Настала черная полоса в торговле, когда обвалившийся рынок потянул за собой стоимость всех крупных запасов готовой продукции. Склады Торнтона подешевели вдвое; новые заказы не поступали; дорогостоящая техника прибыли не приносила; с трудом удавалось получить оплату уже выполненных контрактов. Несмотря на сложности, приходилось постоянно вкладывать средства в поддержание бизнеса. Пришло время оплачивать счета за приобретенное сырье. Денег не хватило, и единственным выходом оказался заем под непомерные проценты. При этом реализовать хотя бы часть готовой продукции не удалось, но Торнтон не отчаивался, а день и ночь искал выход из тупика. Дома оставался таким же спокойным и мягким, как всегда. С рабочими разговаривал мало, но к этому времени они уже хорошо его знали и воспринимали лаконичные ответы скорее с сочувствием к затруднениям хозяина, чем с плохо скрытым антагонизмом, прежде то и дело прорывавшимся в резких замечаниях и суровых оценках.

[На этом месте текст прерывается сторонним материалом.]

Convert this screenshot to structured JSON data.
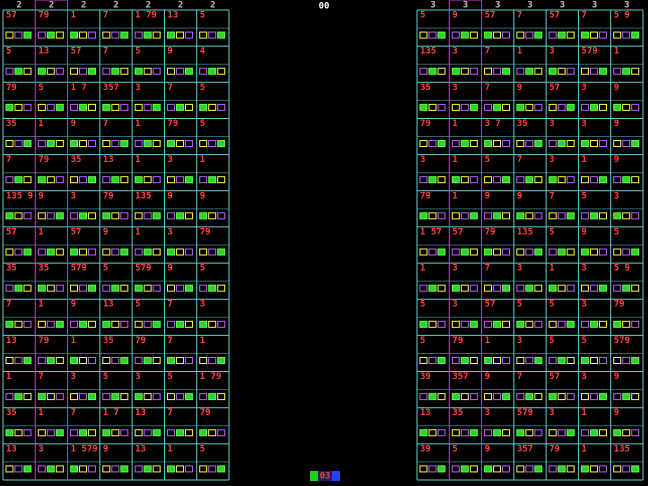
{
  "top_counter": "00",
  "bottom_counter": "03",
  "left_grid": {
    "headers": [
      "2",
      "2",
      "2",
      "2",
      "2",
      "2",
      "2"
    ],
    "rows": [
      [
        "57",
        "79",
        "1",
        "7",
        "1 79",
        "13",
        "5"
      ],
      [
        "5",
        "13",
        "57",
        "7",
        "5",
        "9",
        "4"
      ],
      [
        "79",
        "5",
        "1 7",
        "357",
        "3",
        "7",
        "5"
      ],
      [
        "35",
        "1",
        "9",
        "7",
        "1",
        "79",
        "5"
      ],
      [
        "7",
        "79",
        "35",
        "13",
        "1",
        "3",
        "1"
      ],
      [
        "135 9",
        "9",
        "3",
        "79",
        "135",
        "9",
        "9"
      ],
      [
        "57",
        "1",
        "57",
        "9",
        "1",
        "3",
        "79"
      ],
      [
        "35",
        "35",
        "579",
        "5",
        "579",
        "9",
        "5"
      ],
      [
        "7",
        "1",
        "9",
        "13",
        "5",
        "7",
        "3"
      ],
      [
        "13",
        "79",
        "1",
        "35",
        "79",
        "7",
        "1"
      ],
      [
        "1",
        "7",
        "3",
        "5",
        "3",
        "5",
        "1 79"
      ],
      [
        "35",
        "1",
        "7",
        "1 7",
        "13",
        "7",
        "79"
      ],
      [
        "13",
        "3",
        "1 579",
        "9",
        "13",
        "1",
        "5"
      ]
    ]
  },
  "right_grid": {
    "headers": [
      "3",
      "3",
      "3",
      "3",
      "3",
      "3",
      "3"
    ],
    "rows": [
      [
        "5",
        "9",
        "57",
        "7",
        "57",
        "7",
        "5 9"
      ],
      [
        "135",
        "3",
        "7",
        "1",
        "3",
        "579",
        "1"
      ],
      [
        "35",
        "3",
        "7",
        "9",
        "57",
        "3",
        "9"
      ],
      [
        "79",
        "1",
        "3 7",
        "35",
        "3",
        "3",
        "9"
      ],
      [
        "3",
        "1",
        "5",
        "7",
        "3",
        "1",
        "9"
      ],
      [
        "79",
        "1",
        "9",
        "9",
        "7",
        "5",
        "3"
      ],
      [
        "1 57",
        "57",
        "79",
        "135",
        "5",
        "9",
        "5"
      ],
      [
        "1",
        "3",
        "7",
        "3",
        "1",
        "3",
        "5 9"
      ],
      [
        "5",
        "3",
        "57",
        "5",
        "5",
        "3",
        "79"
      ],
      [
        "5",
        "79",
        "1",
        "3",
        "5",
        "5",
        "579"
      ],
      [
        "39",
        "357",
        "9",
        "7",
        "57",
        "3",
        "9"
      ],
      [
        "13",
        "35",
        "3",
        "579",
        "3",
        "1",
        "9"
      ],
      [
        "39",
        "5",
        "9",
        "357",
        "79",
        "1",
        "135"
      ]
    ]
  }
}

— У хозяина полно забот, — заключил однажды Хиггинс, услышав, как кто-то резко спросил, почему что-то не исполнено, и уловив тяжелый вздох, вырвавшийся из груди Торнтона.
Тем вечером Хиггинс и еще один опытный рабочий незаметно для других остались после смены, чтобы исправить оплошность, и мистер Торнтон никогда бы об этом не узнал, если бы не сообщил надзиратель, который должен был передать распоряжение рабочим.
«Вот кто пожалел бы нашего хозяина, если бы увидел, что он такой понурый и бледный, так это старый священник: все свое нежное сердце выплакал бы, если бы увидел на его лице такую печаль, какую сейчас вижу я», — подумал Хиггинс, заметив шагавшего по Мальборо-стрит хозяина, и окликнул его.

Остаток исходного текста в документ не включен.